= Lonesome Cowboys police raid =

1969 anti-LGBT raid in Atlanta, Georgia, US

On August 5, 1969, the Atlanta Police Department led a police raid on a screening of the film Lonesome Cowboys at a movie theater in Atlanta, Georgia, United States.

The raid targeted members of the city's LGBT community, and the aftermath of the raid led to the creation of the Georgia Gay Liberation Front and an increased push for gay liberation in the area. The event has been compared to the Stonewall riots, which occurred a little over a month before the raid. Atlanta Pride, one of the largest pride parades in the United States, was started in part as a response to the raid.

== Background ==
Lonesome Cowboys was a 1968 underground film directed by Andy Warhol that satirized westerns. According to historians Harry M. Benshoff and Sean Griffin, the movie, featuring "sexy cowboys and a cross-dressing sheriff", "explore[d] and exploit[ed] homosocial-homosexual boundaries". A 2021 article in The Emory Wheel stated that the film was "known for featuring same-sex attraction", and it depicted gay sex. While the movie was given a positive review by the LGBT-interest magazine The Advocate, it was attacked by many critics for its homosexual elements. Additionally, controversy surrounded both the production and release of the film, as the Federal Bureau of Investigation had monitored both the production and San Francisco premiere, thinking that the film was a national security risk. In London, an entire audience was arrested during a screening of the film. The movie came out during a time when, according to the journal Southern Spaces, there was "continuing public anxiety over and regulation of sex and sexuality, including censorship in print and visual media." A year after the movie's release, the Stonewall riots occurred in New York City. This event is credited with ushering in a new era in the LGBT rights movement, one which saw a more radical approach in the form of gay liberation.

== Police raid ==
At the start of August 1969, Lonesome Cowboys was airing nightly at the Ansley Mall Mini-Cinema, a movie theater in Atlanta. Located in Ansley Park, near the gay neighborhood of Midtown Atlanta, the theater was known for showing indie films and catered to the area's gay community. The night of August 5, just six weeks after the Stonewall riots, the Atlanta Police Department led a police raid on the theater. According to The Atlanta Journal, the police's motives were both to prosecute a violation of obscenity law as well as to identify homosexuals at the screening. The bust happened approximately 15 minutes into the movie and involved 10 police officers, with 3 blocking exits to prevent audience members from getting out. The release print was seized and the theater's manager arrested. Additionally, almost all of the approximately 70 audience members were photographed by the police. Many were also harassed and eventually arrested. Charges against those arrested included public indecency and drug possession, and in an interview later given by the Atlanta Chief of Police to The Atlanta Journal-Constitution, he stated that the raid targeted "known homosexuals".

== Aftermath ==
While the raid was not the first instance of police in the state targeting the LGBT community, the impact on and response by the community was larger than in previous events. Six days after the raid, a crowd of several dozen people protesting the raid gathered outside the offices of the underground newspaper The Great Speckled Bird, where they shouted "Get the pigs out of our community!" Several of the protestors were sprayed with mace and the police made several arrests. Following the raid, members of Atlanta's LGBT community held a meeting at the New Morning Café near Emory University. It was at this meeting that the Georgia Gay Liberation Front (GGLF) was started, led by an activist named Bill Smith. The following year, on the first anniversary of the Stonewall riots, activists handed out literature about the GGLF at the Piedmont Park Arts Festival. In 1971, the first protest march took place on sidewalks near Peachtree Street and Piedmont Park when police refused a parade permit. By 1972, the permits in hand, an official Atlanta protest march and the first Gay Pride Festival were held with approximately 125 attendees.

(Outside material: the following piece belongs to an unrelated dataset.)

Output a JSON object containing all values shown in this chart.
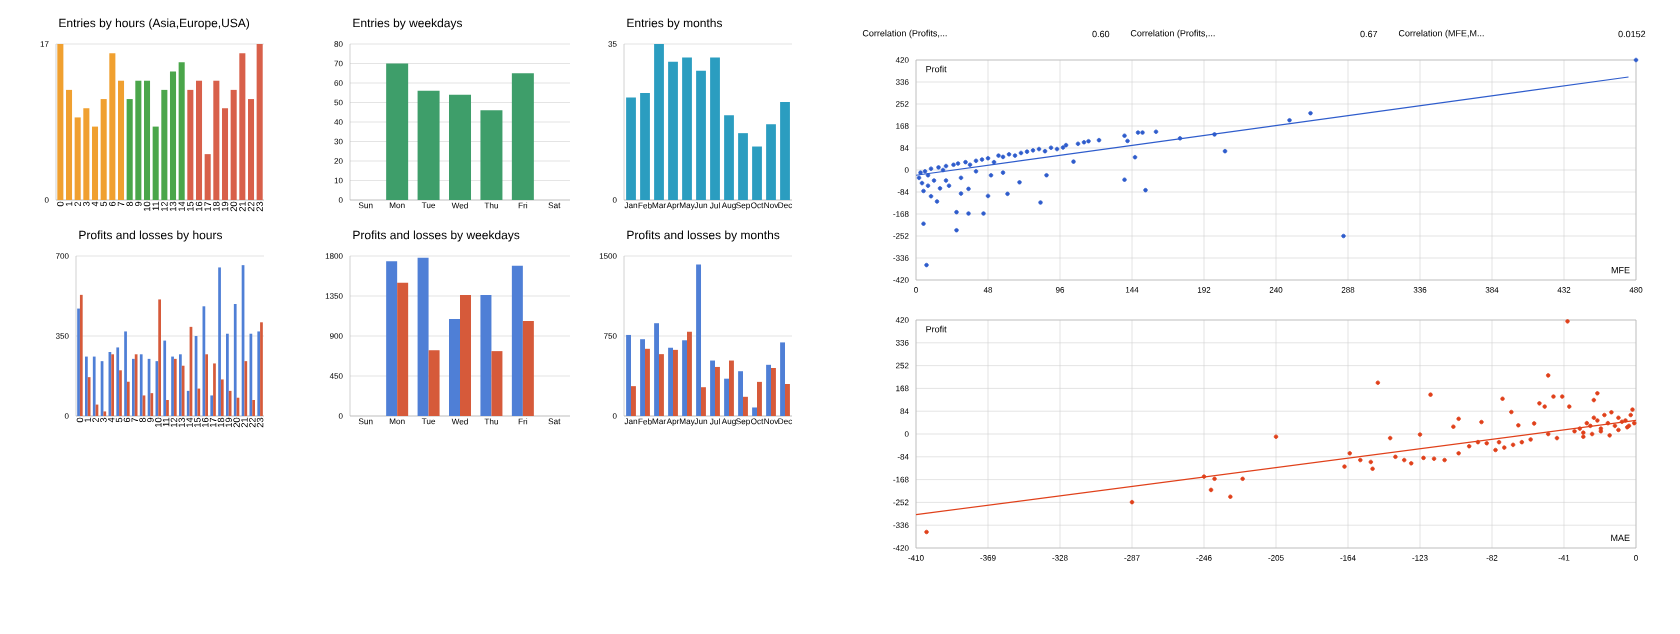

In a 2019 interview with Smithsonian, Abby Drue, an LGBT activist who had been present at the raid, stated that "I truly believe the Lonesome Cowboys raid was the spark that ignited the Atlanta homosexual population." The same article goes on to state that "[w]hile Stonewall is credited with ushering in a more radical era of LGBTQ politics, many early activists saw the raid at the Ansley theater as their galvanizing moment". That article called the event "The Stonewall of the South that History Forgot" and compared the event to other "gay liberation events" throughout the country, such as the UpStairs Lounge arson attack in New Orleans and the Dewey's sit-ins in Philadelphia. Speaking about the raid in a 2019 article, Georgia Public Broadcasting stated that "...Stonewall, when it happened, had little effect on gay life in the South. It was another raid, a little more than a month later, that sparked outrage and galvanized Atlanta's LGBT communities."